No, it cannot. There is no guarantee that these blocks are allocated consecutively. In fact, they are almost certainly not with all the modern implementations I've seen. Most store the size of the block and often other information immediately before each block. Also, if your memory is fragmented, the blocks might wind up anywhere in the free space between other data, where there is not sufficient room to place them consecutively.
No, you can't. In the first empty space malloc finds it might only be place for one struct. If that's the case, the next block will be placed somewhere else.
Depends on what you do inside the loop. Some functions will allocate buffers internally, which means that malloc() could be called behind your back. In your simple loop, the values SHOULD be consecutive. As well, once you throw in multi-threading, all bets are out the window, as something in another thread could malloc() memory as well.
The actual allocation spot also depends on how fragmented your memory is. There may not be enough consecutive blocks to handle your request, so the actual allocation could be from anywhere in the free space.
Here is what I am working with:
char* qdat[][NUMTBLCOLS];
char** tdat[];
char* ptr_web_data;
// Loop thru each table row of the query result set
for(row_index = 0; row_index < number_rows; row_index++)
{
// Loop thru each column of the query result set and extract the data
for(col_index = 0; col_index < number_cols; col_index++)
{
ptr_web_data = (char*) malloc((strlen(Data) + 1) * sizeof(char));
memcpy (ptr_web_data, column_text, strlen(column_text) + 1);
qdat[row_index][web_data_index] = ptr_web_data;
}
}
tdat[row_index] = qdat[col_index];
After the data is used, the memory allocated is released one at a time using free().

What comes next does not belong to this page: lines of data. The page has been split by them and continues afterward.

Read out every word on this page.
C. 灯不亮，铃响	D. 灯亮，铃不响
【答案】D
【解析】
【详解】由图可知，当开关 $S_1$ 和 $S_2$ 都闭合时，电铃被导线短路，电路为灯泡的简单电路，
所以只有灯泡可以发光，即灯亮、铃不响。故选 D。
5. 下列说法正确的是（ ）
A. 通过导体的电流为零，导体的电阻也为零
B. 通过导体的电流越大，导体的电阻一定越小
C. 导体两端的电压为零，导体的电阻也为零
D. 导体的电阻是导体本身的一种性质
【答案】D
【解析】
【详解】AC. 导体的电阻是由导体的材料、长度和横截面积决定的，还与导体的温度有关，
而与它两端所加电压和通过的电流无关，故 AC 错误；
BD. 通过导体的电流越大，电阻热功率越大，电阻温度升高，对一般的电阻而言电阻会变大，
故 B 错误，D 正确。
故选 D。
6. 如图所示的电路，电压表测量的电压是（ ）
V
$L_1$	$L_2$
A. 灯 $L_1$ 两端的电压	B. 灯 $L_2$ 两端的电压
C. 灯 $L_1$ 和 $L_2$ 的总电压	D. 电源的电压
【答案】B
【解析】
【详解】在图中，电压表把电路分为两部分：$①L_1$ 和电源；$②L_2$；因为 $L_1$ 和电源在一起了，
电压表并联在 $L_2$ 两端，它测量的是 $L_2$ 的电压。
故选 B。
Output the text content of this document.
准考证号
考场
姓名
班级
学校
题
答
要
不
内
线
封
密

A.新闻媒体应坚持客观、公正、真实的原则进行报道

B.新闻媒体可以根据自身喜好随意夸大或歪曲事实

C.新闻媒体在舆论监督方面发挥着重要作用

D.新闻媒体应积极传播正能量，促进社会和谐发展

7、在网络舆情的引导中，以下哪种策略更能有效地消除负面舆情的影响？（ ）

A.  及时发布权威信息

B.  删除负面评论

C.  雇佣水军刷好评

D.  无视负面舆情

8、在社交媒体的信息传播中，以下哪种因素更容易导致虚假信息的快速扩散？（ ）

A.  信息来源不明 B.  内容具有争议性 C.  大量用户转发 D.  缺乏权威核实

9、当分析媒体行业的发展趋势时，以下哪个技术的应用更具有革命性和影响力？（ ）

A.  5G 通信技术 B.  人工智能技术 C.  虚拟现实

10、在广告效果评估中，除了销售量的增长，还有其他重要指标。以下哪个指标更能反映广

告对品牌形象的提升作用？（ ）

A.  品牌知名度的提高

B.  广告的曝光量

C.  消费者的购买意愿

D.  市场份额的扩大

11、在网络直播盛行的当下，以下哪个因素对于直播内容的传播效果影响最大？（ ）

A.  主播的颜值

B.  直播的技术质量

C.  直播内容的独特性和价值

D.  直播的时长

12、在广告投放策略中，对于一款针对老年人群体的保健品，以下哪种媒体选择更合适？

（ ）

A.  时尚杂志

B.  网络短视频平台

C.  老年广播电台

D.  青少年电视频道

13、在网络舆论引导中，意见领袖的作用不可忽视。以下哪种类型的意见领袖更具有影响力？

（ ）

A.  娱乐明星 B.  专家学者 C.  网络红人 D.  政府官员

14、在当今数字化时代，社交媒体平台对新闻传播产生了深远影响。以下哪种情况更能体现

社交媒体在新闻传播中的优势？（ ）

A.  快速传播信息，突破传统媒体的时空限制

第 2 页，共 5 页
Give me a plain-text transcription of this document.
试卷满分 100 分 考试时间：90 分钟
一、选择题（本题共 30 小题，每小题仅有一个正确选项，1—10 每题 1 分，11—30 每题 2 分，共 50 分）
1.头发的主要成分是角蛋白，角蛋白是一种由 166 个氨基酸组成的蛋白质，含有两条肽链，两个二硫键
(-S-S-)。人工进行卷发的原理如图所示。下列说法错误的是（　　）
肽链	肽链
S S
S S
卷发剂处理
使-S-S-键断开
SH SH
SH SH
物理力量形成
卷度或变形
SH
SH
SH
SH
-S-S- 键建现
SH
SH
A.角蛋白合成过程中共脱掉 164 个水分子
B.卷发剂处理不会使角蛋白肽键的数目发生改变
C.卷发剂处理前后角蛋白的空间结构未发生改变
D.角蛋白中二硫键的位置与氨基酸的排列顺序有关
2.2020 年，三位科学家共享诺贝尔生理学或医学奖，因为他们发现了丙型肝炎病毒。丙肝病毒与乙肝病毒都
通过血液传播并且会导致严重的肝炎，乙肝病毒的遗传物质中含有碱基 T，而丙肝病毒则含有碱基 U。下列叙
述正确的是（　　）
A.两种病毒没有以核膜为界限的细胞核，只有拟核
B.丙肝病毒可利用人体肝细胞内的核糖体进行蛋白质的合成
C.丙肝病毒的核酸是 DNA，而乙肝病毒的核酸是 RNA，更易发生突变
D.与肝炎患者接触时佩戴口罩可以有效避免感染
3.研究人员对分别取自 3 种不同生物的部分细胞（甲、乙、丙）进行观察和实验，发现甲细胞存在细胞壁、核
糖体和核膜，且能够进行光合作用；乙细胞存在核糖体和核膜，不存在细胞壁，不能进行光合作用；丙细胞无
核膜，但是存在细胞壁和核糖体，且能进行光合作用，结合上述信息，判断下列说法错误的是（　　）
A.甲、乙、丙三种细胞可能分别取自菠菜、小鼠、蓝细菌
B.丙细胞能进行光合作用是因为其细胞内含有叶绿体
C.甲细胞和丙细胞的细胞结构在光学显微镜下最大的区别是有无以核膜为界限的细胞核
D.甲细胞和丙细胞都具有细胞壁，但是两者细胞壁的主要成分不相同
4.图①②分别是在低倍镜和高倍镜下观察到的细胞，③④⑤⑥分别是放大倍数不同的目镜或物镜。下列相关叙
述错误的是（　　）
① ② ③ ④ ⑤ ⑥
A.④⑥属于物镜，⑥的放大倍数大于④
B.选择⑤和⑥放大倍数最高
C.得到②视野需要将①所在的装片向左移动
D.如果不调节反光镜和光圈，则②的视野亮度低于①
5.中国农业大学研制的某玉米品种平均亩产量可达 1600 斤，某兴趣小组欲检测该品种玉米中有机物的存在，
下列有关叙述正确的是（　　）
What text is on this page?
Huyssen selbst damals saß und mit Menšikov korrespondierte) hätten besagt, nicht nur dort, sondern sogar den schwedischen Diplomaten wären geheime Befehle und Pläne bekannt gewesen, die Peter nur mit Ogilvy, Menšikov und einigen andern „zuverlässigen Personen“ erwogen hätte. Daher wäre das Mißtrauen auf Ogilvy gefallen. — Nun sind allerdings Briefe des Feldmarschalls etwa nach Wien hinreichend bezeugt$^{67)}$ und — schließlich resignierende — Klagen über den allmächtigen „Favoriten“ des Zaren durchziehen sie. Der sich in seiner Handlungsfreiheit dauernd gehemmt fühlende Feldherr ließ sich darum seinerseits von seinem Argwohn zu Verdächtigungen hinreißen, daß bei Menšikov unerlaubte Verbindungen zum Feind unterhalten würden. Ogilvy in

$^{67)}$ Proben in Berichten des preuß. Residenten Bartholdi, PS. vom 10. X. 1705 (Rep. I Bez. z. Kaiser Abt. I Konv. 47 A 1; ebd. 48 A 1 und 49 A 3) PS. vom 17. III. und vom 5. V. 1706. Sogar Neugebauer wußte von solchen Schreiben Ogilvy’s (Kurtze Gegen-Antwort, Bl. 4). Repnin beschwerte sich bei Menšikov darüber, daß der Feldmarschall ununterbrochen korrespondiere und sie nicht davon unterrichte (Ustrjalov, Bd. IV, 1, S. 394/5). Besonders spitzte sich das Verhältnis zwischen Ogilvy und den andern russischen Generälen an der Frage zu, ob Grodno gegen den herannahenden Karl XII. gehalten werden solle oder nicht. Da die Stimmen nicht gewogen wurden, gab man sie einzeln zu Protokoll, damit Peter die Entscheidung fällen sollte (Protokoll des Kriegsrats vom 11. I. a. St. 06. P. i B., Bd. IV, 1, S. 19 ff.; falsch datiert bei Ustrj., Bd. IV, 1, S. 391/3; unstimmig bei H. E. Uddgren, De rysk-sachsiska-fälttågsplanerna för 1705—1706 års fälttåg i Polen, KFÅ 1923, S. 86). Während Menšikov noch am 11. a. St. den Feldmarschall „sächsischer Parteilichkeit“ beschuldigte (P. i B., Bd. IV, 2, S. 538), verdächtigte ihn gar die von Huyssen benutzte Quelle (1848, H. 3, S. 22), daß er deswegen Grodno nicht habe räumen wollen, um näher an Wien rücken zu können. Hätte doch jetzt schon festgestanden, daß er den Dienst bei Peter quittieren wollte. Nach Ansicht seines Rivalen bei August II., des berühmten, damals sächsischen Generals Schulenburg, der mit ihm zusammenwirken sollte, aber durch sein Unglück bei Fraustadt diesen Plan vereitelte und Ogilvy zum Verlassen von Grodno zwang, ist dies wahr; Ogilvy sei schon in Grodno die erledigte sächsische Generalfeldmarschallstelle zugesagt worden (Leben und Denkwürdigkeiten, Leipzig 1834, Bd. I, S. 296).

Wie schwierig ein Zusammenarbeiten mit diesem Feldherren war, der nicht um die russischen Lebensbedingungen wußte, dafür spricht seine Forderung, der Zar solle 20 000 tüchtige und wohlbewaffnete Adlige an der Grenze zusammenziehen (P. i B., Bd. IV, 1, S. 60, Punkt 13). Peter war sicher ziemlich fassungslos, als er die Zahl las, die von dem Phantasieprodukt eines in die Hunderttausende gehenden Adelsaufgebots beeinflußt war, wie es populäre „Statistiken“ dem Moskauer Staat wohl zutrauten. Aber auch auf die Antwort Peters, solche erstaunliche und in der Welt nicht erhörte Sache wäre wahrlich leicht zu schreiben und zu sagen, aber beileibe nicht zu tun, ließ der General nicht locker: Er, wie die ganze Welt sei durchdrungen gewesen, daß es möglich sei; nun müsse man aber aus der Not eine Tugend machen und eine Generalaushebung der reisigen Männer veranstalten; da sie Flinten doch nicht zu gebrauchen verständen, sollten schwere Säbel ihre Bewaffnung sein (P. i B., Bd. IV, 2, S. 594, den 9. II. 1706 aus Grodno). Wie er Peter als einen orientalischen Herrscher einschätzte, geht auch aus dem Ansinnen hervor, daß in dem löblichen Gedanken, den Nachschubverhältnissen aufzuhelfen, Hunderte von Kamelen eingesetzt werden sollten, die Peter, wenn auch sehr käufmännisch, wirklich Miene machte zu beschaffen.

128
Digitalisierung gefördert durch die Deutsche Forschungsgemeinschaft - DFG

for(row_index = 0; row_index < number_rows; row_index++)
{
// Loop thru all columns used
for(col_index = 0; col_index < SARWEBTBLCOLS; col_index++)
{
// Free memory block pointed to by results set array
free(tdat[row_index][col_index]);
}
}
Is there a way to release all the allocated memory at once, for this array?
Thank You.
Not with the standard malloc() allocator - you need to investigate the use of memory pools. These work by allocating a big block of memory up-front, allocating from it and freeing back to it as you request via their own allocation functions, and then freeing the whole lot with a special "deallocate all" function.
I must say I've always found these things a bit ugly - it really isn't that hard to write code that doesn't leak. The only reason I can see for using them is to mitigate heap fragmentation, if that is a real problem for you.
No there is not. Memory which is separately allocated must be separately freed.
The only way you could free it as once is if you allocated it at once is a giant block. You would then have to do a bit of pointer math to assign every row the correct index into the array but it's not terribly difficult. This approach does have a few downsides though
Extra pointer math
Requires one giant contiguous block of memory vs. N smaller blocks of memory. Can be an issue in low memory or high fragmentation environments.
Extra work for no real stated gain.
If you want to release it all at once, you have to allocate it all at once.
A simple manual solution, if you know the total size you'll need in advance, is to allocate it all in once chunk and index into it as appropriate. If you don't know the size in advance you can use realloc to grow the memory, so long as you only access it indexed from the initial pointer, and don't store additional pointers anywhere.
That being said, direct allocation and deallocation is a simple solution, and harder to get wrong than the alternatives. Unless the loop to deallocate is causing you real difficulties, I would stick with what you have.